MiniCrib News

As of 31 December, the popular MiniCrib library of SCD cribs is now published in .DOCX (rather than .DOC) format. Way to go! We took the opportunity to improve the way MiniCrib is imported to the Strathspey SCD database.

Along with the e-cribs project founded by Eric Ferguson, the MiniCrib project is an important contributor to the database, and has been for a long time – the collaboration started when the late Charles Upton was still in charge of MiniCrib, and we're happy to say we have a very good working relationship with the current maintainers.

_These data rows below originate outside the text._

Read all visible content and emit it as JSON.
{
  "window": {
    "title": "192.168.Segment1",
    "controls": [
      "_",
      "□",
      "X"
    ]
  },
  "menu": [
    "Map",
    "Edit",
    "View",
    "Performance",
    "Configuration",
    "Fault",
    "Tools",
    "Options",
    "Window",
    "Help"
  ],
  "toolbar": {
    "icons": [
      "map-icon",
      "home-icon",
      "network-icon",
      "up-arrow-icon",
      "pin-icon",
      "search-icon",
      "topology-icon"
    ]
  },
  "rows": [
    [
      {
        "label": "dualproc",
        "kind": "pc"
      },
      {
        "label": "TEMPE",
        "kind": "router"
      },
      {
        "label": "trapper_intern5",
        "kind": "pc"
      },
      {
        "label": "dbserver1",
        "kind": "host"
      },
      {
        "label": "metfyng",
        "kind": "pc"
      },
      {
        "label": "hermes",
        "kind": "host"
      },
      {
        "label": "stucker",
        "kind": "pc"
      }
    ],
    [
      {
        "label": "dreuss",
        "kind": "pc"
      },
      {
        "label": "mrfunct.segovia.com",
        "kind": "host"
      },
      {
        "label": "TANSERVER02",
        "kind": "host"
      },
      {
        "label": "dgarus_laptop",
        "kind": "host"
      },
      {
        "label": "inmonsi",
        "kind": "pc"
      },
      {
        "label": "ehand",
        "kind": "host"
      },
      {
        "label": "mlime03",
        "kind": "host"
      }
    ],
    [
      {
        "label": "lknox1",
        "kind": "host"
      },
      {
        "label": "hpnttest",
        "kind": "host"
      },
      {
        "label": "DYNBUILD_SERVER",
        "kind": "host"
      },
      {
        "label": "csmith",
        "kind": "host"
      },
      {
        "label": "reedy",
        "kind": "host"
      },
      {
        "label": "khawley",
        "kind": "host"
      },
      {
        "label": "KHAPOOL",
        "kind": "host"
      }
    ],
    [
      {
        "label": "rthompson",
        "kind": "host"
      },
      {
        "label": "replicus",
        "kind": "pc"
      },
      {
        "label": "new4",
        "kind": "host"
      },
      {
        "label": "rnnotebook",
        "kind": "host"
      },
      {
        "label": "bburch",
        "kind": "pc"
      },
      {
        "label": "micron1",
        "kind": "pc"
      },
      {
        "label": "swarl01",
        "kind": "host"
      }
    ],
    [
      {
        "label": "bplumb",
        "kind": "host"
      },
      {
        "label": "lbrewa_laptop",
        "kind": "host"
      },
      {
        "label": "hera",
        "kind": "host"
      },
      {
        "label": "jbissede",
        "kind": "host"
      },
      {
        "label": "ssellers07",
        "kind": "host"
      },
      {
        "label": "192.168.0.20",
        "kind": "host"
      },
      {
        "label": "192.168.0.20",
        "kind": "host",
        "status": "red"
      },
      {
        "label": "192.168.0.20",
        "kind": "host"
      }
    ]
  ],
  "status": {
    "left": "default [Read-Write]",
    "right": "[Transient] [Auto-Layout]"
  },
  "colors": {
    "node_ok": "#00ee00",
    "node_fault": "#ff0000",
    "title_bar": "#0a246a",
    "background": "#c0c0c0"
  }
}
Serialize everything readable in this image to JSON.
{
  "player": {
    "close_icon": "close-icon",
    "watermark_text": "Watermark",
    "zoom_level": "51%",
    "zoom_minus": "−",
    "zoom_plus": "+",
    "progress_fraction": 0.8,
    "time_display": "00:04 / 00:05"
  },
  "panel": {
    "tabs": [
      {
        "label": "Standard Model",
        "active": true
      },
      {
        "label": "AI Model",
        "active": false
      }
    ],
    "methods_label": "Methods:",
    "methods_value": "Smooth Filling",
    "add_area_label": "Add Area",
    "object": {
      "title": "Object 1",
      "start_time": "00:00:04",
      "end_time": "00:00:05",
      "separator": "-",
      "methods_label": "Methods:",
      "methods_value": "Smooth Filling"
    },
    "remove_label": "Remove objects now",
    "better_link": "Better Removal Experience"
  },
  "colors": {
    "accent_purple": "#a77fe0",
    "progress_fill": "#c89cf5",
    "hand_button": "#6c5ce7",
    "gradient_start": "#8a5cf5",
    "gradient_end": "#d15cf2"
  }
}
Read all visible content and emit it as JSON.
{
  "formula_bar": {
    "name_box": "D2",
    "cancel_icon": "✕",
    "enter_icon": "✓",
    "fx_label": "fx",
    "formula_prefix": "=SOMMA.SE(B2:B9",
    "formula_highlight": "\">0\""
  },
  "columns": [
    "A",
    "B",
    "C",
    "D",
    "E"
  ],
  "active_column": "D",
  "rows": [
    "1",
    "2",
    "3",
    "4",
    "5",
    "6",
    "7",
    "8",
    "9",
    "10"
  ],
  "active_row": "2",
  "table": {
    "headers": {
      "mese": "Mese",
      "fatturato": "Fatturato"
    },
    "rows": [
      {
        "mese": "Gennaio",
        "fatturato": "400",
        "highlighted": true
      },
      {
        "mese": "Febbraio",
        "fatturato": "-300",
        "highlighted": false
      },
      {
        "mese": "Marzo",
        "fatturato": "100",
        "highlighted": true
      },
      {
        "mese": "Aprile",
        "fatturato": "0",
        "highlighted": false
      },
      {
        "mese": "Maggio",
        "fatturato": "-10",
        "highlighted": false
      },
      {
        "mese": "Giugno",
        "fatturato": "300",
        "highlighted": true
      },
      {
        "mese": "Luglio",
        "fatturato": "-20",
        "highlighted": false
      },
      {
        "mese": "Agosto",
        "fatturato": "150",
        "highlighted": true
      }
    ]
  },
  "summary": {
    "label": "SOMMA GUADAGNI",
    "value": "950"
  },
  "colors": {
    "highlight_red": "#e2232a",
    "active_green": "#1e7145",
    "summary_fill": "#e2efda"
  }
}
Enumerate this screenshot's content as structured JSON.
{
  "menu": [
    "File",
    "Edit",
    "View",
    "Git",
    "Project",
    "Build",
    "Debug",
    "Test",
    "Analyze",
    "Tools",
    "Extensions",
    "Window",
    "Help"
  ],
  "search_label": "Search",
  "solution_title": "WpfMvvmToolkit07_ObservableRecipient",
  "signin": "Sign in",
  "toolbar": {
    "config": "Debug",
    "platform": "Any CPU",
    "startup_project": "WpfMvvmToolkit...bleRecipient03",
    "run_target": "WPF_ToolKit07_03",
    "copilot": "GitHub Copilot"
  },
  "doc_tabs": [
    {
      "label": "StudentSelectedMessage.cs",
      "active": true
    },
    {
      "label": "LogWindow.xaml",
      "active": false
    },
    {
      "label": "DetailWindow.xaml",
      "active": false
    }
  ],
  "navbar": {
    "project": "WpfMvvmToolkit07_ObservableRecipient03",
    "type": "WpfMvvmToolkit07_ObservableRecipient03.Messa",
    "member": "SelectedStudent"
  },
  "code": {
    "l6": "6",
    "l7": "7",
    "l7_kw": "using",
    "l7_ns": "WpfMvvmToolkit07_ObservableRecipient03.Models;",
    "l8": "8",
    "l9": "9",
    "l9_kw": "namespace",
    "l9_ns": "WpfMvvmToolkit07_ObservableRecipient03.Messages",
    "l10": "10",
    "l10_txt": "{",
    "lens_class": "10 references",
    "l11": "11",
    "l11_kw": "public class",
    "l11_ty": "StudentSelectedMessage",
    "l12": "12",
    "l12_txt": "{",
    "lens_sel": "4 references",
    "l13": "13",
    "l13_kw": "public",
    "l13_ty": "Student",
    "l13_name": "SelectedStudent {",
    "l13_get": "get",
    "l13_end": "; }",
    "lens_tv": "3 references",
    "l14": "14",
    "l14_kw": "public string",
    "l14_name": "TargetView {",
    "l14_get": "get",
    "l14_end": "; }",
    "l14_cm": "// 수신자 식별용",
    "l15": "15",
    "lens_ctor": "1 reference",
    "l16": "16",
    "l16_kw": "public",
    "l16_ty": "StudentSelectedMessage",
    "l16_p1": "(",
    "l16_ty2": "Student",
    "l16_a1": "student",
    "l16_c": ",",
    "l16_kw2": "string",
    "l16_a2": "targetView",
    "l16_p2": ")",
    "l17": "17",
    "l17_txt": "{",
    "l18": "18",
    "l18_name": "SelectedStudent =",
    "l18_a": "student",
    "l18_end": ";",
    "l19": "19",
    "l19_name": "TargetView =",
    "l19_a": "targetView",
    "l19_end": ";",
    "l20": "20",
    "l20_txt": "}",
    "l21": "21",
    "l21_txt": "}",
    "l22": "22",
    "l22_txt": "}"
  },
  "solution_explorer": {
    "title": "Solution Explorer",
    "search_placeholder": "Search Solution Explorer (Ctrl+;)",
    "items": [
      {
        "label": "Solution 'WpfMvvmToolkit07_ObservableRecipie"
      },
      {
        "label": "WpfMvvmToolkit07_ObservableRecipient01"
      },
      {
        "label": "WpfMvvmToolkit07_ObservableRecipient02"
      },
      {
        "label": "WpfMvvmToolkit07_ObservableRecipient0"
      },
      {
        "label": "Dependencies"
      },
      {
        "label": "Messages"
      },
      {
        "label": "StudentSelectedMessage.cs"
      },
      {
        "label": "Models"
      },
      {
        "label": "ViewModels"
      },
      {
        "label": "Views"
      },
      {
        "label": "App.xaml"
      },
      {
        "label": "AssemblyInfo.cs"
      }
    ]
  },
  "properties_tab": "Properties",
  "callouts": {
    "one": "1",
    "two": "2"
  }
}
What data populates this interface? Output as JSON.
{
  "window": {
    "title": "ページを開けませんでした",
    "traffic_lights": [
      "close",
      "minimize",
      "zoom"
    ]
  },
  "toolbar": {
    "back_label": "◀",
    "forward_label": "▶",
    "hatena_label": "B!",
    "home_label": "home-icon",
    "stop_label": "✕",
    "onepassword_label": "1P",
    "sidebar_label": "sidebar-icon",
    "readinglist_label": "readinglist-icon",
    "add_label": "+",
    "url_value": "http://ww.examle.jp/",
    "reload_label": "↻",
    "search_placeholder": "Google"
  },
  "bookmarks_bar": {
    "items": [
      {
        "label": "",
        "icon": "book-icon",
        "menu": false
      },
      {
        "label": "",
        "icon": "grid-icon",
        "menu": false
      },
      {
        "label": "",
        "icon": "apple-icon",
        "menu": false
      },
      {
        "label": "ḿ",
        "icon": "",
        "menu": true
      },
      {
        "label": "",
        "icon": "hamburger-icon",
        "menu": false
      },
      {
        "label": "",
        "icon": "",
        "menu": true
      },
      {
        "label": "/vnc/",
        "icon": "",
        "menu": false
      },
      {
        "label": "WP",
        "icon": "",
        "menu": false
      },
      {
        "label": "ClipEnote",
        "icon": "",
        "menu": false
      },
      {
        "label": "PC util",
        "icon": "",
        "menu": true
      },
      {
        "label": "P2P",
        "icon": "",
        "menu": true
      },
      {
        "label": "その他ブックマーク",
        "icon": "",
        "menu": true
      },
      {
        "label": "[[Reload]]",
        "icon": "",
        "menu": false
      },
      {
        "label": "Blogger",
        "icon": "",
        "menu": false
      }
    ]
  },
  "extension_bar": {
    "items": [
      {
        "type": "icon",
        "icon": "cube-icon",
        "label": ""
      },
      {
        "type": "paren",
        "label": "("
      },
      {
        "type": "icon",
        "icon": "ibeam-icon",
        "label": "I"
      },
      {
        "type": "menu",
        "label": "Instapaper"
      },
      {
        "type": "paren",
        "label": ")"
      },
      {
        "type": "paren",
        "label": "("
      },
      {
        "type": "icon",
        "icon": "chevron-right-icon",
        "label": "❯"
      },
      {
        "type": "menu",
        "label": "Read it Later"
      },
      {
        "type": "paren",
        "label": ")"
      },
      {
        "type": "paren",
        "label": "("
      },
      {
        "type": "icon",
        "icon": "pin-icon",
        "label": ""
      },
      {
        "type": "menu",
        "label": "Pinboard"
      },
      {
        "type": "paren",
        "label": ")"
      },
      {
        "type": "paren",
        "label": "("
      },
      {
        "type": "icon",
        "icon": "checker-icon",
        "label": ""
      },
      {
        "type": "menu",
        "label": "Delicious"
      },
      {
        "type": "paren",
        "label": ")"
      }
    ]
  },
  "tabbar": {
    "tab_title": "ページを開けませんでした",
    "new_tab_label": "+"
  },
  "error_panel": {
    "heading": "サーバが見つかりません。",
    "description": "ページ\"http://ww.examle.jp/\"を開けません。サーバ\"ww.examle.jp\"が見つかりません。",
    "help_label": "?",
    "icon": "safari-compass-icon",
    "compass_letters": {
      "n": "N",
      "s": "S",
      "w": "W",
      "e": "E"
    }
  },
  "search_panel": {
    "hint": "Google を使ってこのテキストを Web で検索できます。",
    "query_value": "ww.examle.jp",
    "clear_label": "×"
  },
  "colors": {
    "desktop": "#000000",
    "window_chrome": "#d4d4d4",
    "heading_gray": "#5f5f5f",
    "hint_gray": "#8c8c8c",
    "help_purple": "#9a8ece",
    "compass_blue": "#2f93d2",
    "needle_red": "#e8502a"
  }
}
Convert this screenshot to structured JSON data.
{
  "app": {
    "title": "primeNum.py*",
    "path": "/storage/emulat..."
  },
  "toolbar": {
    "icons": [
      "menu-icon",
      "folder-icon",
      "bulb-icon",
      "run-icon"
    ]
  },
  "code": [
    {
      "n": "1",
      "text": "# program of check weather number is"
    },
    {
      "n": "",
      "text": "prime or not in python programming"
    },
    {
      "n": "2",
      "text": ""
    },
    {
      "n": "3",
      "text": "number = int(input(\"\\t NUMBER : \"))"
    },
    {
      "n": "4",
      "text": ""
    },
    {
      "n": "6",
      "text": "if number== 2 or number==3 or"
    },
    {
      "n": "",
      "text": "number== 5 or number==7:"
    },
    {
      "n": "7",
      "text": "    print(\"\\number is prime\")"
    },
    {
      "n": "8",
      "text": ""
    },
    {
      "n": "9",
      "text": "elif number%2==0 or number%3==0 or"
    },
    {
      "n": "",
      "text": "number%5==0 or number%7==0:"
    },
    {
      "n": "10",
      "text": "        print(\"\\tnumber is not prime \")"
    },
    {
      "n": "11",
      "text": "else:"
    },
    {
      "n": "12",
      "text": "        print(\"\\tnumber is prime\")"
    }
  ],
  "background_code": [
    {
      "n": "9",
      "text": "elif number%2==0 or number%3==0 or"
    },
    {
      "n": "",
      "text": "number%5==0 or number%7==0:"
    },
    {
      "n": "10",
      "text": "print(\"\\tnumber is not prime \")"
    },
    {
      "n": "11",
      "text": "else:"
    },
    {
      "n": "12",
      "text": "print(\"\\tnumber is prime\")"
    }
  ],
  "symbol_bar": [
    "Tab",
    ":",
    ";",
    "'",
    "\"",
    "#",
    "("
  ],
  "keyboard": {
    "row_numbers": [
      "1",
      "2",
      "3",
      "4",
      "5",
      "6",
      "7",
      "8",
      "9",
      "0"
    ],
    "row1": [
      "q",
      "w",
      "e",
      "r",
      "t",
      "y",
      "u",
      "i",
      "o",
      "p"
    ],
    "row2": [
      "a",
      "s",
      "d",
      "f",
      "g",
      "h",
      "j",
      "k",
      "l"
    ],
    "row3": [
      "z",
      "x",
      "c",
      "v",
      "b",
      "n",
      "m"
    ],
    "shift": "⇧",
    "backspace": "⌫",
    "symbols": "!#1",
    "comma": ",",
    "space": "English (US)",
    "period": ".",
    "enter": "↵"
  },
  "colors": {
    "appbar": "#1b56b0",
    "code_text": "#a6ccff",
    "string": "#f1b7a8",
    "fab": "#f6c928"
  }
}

The MiniCrib dataset is published in the shape of a huge Microsoft Word file (now, as we mentioned, in .DOCX format) on the MiniCrib web site. Every night an automated process on the Strathspey database server checks whether a new version has appeared, and if so, this version is downloaded and converted from .DOCX to plain text, which is a lot easier to process. We're using a small tool called docx2txt, which is a nifty little Perl program (those were the days …) that will convert the 2.3-megabyte crib file to plain text in the blink of an eye.

The plain-text file is then fed to another program which will try to match the individual cribs to the corresponding dances in the database. This is not entirely trivial because various dance names have been used several times by different devisers, and there are sometimes variations in spelling which make the process more difficult than it seems. We have found out that, rather than trying to find all the dances whose names match that of a given crib and then deciding which one is correct, it is better to try to identify the deviser first and then find the dance among the dances written by that person (or group of people). Even in the “worst case”, when you are dealing with a dance by John Drewry or John W. Mitchell, that means you will only need to distinguish between 700 or so candidates rather than over 22,000 – plus the chances of a name being used twice is much lower. It's still a bit complicated because we need to deal with variations of “Saint” and “St.”, or “Tenth” and “10th”, to name but a few of the oddities one might encounter. Some dances have an article like “A” or ”The” in the database and don't in the crib file, or the other way round. And so on.

Anyway, to cut a long story short, thanks to a few last-minute additions and changes by myself (in the importer code) and Murrough Landon (in the database), we're now in a position to match 7120 out of the 7126 cribs in the MiniCrib file to their corresponding dances in the database automatically. Out of the remaining six, four are inofficial variations of well-known dances (e.g., “Polharrow Burn” for three couples!?) which we don't carry in the database. One is a dance which we're listing, but which exists in so many variations that offering a crib would be futile, and the last one is a dance which probably exists but has never been officially published; we're in the process of tracking down the devisers to find out about its status and (hopefully) add it to the database.

Of course this is an ongoing process because the MiniCrib file is updated every six weeks or so, often with a handful of new dances added that the database may or may not have heard about. Murrough usually receives a set of proposed additions ahead of time, so he can add the new dances to the database, if necessary, before the new MiniCrib version becones official. All in all this is a great example of cross-project collaboration in the SCD world, and we're all very satisfied that things are working this way, and have done so smoothly for a number of years now. Happy dancing, everyone!